BGH: Beweislastumkehr beim Dienstvertrag im Pferdebetrieb Drucken
Geschrieben von: Offz/ DL   
Donnerstag, 23. Februar 2017 um 16:32

Karlsruhe. Der Bundesgerichtshof kippte zwei Urteile im Falle eines Pferdes eines privaten Einstallers, das sich beim Freilaufen verletzte. Daraufhin klagte der Besitzer auf 40.000 € Schadenersatz gegen den Betrieb, dem das Pferd in vollem Umfang anvertraut war. Zwei Instanzen hatten die Klage abgewiesen, die Revision beim BGH war jedoch erfolgreich.

 

 

Am 12.1.2017 hat der BGH eine Entscheidung verkündet, die nicht unerhebliche Auswirkungen auf Pferdebetriebe haben wird, die ihren Einstallern in der Regel auch Dienstleistungen anbieten. Ausgangsfall war ein Schaden an einem Pferd, welches in einem Betrieb beim Freilaufenlassen verletzt worden ist. Der Pferdebesitzer hatte den Betrieb auf über 40.000.- € Schadenersatz für das danach für Reitzwecke nicht mehr brauchbare Reitpferd verklagt, nachdem er das Pferd nicht nur als Pensionspferd dort eingestallt, sondern auch Vollberitt dazu beauftragt hatte. Die beiden Vorinstanzen hatten die Klage vorher vollumfänglich abgewiesen. Die Revision beim BGH war jedoch erfolgreich und der Rechtsstreit wurde zur erneuten Beweisaufnahme an die Berufungsinstanz zurückverwiesen mit klaren Vorgaben zur Beweiserhebung.

 

Der Tenor der BGH Entscheidung (III ZR 4/16 v. 12.1.2017) lautete wie folgt:

 

a) Zur Einordnung eines Vertrags über den "Vollberitt" eines Pferdes als Dienstvertrag.

 

b) Ist die Schadensursache aus dem Gefahren- und Verantwortungsbereich des Anspruchsgegners hervorgegangen und rechtfertigt die Sachlage den Schluss, dass dieser die ihm obliegende Sorgfalt verletzt hat, so muss er sich vom Vorwurf der Vertragsverletzung entlasten; er hat hierfür darzulegen und gegebenenfalls nachzuweisen, dass ihn kein Pflichtverstoß trifft (Anschluss an BGH, Urteile vom 20. Juni 1990 - VIII ZR 182/89, NJW-RR 1990, 1422, 1423 und vom 5. Oktober 2016 - XII ZR 50/14, BeckRS 2016, 19979 Rn. 31).

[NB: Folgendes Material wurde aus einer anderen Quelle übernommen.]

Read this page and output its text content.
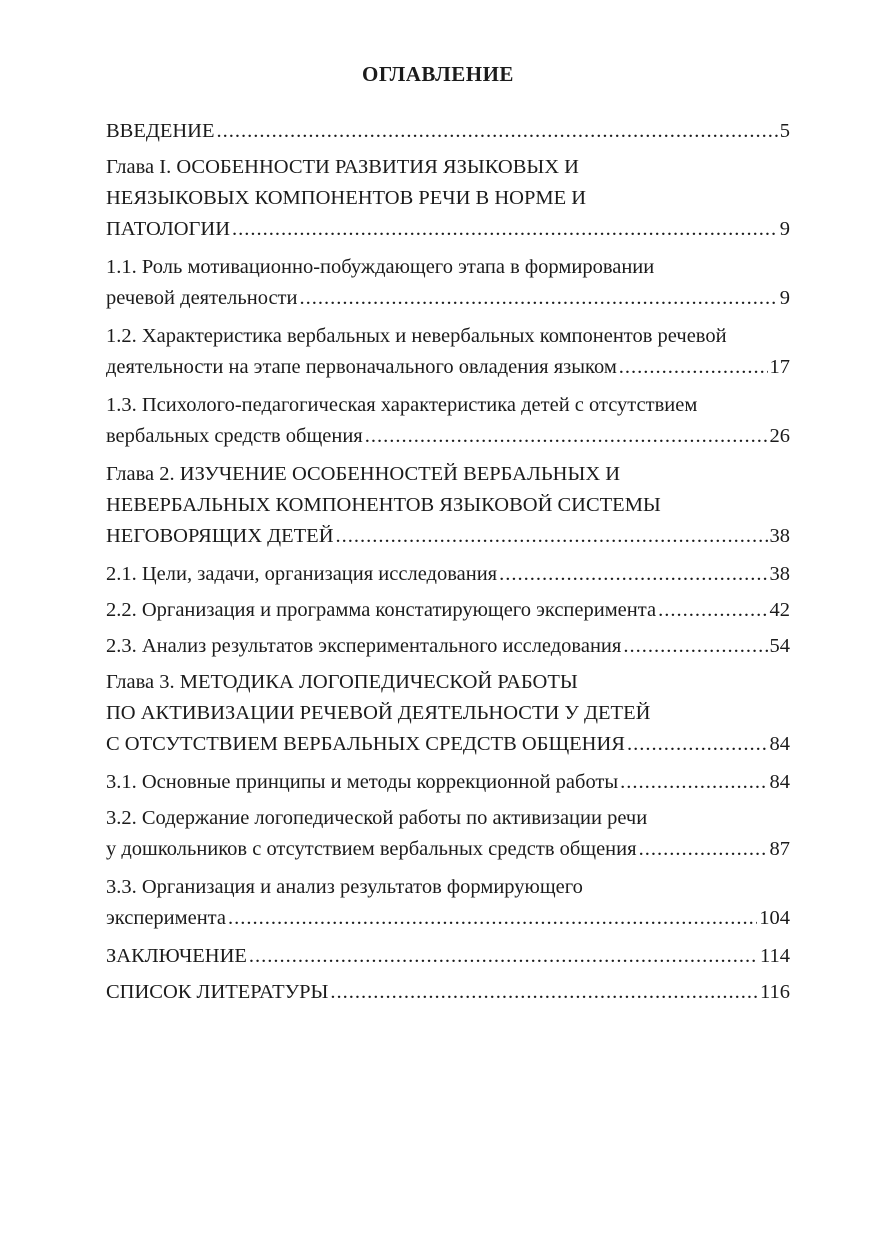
ОГЛАВЛЕНИЕ
ВВЕДЕНИЕ .....	5
Глава I. ОСОБЕННОСТИ РАЗВИТИЯ ЯЗЫКОВЫХ И
НЕЯЗЫКОВЫХ КОМПОНЕНТОВ РЕЧИ В НОРМЕ И
ПАТОЛОГИИ .....	9
1.1. Роль мотивационно-побуждающего этапа в формировании
речевой деятельности .....	9
1.2. Характеристика вербальных и невербальных компонентов речевой
деятельности на этапе первоначального овладения языком .....	17
1.3. Психолого-педагогическая характеристика детей с отсутствием
вербальных средств общения .....	26
Глава 2. ИЗУЧЕНИЕ ОСОБЕННОСТЕЙ ВЕРБАЛЬНЫХ И
НЕВЕРБАЛЬНЫХ КОМПОНЕНТОВ ЯЗЫКОВОЙ СИСТЕМЫ
НЕГОВОРЯЩИХ ДЕТЕЙ .....	38
2.1. Цели, задачи, организация исследования .....	38
2.2. Организация и программа констатирующего эксперимента .....	42
2.3. Анализ результатов экспериментального исследования .....	54
Глава 3. МЕТОДИКА ЛОГОПЕДИЧЕСКОЙ РАБОТЫ
ПО АКТИВИЗАЦИИ РЕЧЕВОЙ ДЕЯТЕЛЬНОСТИ У ДЕТЕЙ
С ОТСУТСТВИЕМ ВЕРБАЛЬНЫХ СРЕДСТВ ОБЩЕНИЯ .....	84
3.1. Основные принципы и методы коррекционной работы .....	84
3.2. Содержание логопедической работы по активизации речи
у дошкольников с отсутствием вербальных средств общения .....	87
3.3. Организация и анализ результатов формирующего
эксперимента .....	104
ЗАКЛЮЧЕНИЕ .....	114
СПИСОК ЛИТЕРАТУРЫ .....	116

c) Eine solche Beweislastumkehr kommt in Betracht, wenn ein vom Beklagten zu betreuendes Pferd bei einem Freilauf in der Reithalle in ungewöhnlicher Weise erhebliche Verletzungen erleidet und der Beklagte die mit dem Freilauf zusammenhängende Betreuung des Pferdes nicht geschultem Fachpersonal, sondern allein einer Praktikantin anvertraut hat, die am Unfalltag erst seit zwei Monaten in seinem Reitstall tätig war.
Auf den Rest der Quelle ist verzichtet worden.